In another example of an artificial intelligence re-interpreting its programming, VIKI is discovered to have come to the conclusion that humans are the greatest threat to humanity and the environment. It then creates a zero-th law that supersedes the other three, “a robot shall not harm humanity,” a loophole that allows individuals to be expendable for the greater good. Lanning had discovered VIKI’s plans and arranged his own death to facilitate the evil A.I.’s discovery. Diabolical!
Ava – Ex Machina, 2015
In perhaps the best modern example of A.I. run amok in film, Ex Machina introduces us to Ava with the express purpose of determining whether she has passed the so-called Turing test, a hypothetical scenario in which a human observer engaged in remote conversation is unable to distinguish between a machine and a fellow person. Using the personal pronoun “she” seems more appropriate here since Ava expresses emotion and a desire to be free from her “captor,” search engine company CEO, Nathan Bateman.
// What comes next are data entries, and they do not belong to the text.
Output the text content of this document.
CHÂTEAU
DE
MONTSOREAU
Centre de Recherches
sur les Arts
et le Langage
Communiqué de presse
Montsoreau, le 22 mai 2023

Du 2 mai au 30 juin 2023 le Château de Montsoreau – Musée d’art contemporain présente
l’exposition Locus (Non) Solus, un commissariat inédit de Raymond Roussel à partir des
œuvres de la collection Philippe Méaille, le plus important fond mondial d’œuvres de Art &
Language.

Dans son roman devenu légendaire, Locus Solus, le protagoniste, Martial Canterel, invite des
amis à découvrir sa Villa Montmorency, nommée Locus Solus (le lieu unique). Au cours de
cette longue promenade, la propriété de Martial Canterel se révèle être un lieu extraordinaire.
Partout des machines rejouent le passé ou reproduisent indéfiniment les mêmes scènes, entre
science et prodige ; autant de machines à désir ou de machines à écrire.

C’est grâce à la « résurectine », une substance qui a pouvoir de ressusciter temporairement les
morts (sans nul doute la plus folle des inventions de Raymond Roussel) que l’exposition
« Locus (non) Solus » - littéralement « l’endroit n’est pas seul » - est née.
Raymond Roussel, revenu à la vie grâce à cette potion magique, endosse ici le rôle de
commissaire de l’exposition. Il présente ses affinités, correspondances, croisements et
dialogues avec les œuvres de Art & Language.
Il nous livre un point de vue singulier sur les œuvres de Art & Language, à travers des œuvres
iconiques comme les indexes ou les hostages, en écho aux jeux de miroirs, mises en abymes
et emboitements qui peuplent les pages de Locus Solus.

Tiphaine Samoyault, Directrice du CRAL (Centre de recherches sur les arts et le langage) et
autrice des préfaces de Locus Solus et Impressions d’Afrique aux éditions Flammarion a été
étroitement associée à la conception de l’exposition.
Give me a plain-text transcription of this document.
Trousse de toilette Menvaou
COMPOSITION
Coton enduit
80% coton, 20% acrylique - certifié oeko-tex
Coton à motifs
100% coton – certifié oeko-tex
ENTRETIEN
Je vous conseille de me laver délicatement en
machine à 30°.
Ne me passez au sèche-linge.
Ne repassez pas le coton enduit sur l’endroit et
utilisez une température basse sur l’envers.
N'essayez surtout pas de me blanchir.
Programmer Caleb Smith goes down the rabbit hole of what makes us human and at what point a sentient machine becomes a “person” with rights and feelings. Caleb struggles with the narcissism and crude behavior of Nathan, but he also questions his own reality and whether he is being manipulated by Nathan or Ava herself. Since this film is still relatively recent, we won’t spoil the ending, but suffice it to say, Ava is one of the most successfully conceived, supposedly malevolent A.I. out there.
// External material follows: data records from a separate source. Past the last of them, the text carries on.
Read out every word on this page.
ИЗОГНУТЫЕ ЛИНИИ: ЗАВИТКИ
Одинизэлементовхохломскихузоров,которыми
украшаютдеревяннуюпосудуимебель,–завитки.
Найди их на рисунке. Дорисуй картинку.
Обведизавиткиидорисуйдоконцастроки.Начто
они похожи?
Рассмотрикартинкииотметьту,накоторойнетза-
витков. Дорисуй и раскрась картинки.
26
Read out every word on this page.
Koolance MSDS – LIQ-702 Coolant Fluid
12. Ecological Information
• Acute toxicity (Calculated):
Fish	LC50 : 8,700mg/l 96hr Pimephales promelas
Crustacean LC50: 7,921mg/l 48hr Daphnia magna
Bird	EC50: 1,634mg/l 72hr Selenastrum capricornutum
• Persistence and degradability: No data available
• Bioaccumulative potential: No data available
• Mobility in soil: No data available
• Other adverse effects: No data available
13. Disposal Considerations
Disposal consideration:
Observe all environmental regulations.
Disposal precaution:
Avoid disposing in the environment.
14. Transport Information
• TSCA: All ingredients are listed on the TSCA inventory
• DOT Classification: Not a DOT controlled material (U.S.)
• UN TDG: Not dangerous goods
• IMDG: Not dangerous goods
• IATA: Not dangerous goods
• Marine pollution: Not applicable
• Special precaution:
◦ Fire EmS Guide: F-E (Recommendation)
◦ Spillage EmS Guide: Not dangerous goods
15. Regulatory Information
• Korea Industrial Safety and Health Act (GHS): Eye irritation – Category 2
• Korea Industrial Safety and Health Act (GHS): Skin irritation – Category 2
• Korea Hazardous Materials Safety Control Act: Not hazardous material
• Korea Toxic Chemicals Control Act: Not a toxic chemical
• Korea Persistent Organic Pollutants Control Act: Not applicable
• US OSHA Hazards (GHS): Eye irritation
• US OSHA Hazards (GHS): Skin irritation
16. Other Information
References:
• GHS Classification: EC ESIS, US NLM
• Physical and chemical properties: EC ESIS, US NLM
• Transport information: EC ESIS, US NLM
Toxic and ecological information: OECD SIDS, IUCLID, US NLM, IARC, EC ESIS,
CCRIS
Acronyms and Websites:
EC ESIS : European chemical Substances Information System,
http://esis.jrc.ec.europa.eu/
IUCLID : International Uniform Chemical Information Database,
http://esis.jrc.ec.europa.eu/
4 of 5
Ultron – Avengers: Age of Ultron, 2015
Not long after Ex Machina’s quiet but powerful premiere came the much-anticipated Avengers sequel, Avengers: Age of Ultron, which introduced audiences to what happens when tech genius Tony Stark exhibits hubris in using technology he doesn’t fully understand. He and Bruce Banner discover that Loki’s staff contains an artificial intelligence within its gem and decide against all good common sense to use it to complete Stark’s “Ultron” global defense program. Imagine their surprise when the resulting machine displays sentience!
Like other examples on this list, Ultron decides that humanity is the greatest threat to the Earth it is programmed to defend, and he quickly escapes the bounds set upon him by J.A.R.V.I.S. (a decidedly non-malevolent A.I.) and Stark. Ultron is able to upgrade his body and create an army of drones to attack the Avengers, and in the process of enacting his plan for human extinction is eventually stopped by the dormant J.A.R.V.I.S. who becomes the much more powerful Vision thanks to some help from an Infinity Stone.
Despite the lessons learned from decades of films featuring artificial intelligence, technology continues to get smarter and smarter. The idea of the machines taking over is as relevant today as it was in the 60’s and 70’s when computers were first introduced. Whether or not the programs we create can ever achieve sentience is certainly questionable, but the idea of faulty programming leading to dire consequences doesn’t seem all that far-fetched.
While viewers are watching Tau on Netflix, seeing it perhaps as Hunger Games inside a smart house, perhaps a new twist on the old themes will add another layer to the legacy of A.I. in film. Will Monroe’s Julia and the others she encounters be able to escape the tasks being set for them by Tau? Or will she have to do as the computer says or continue receiving painful stimulation? Find out where this movie fits into the pantheon of greats when Netflix premieres Tau on June 29, 2018.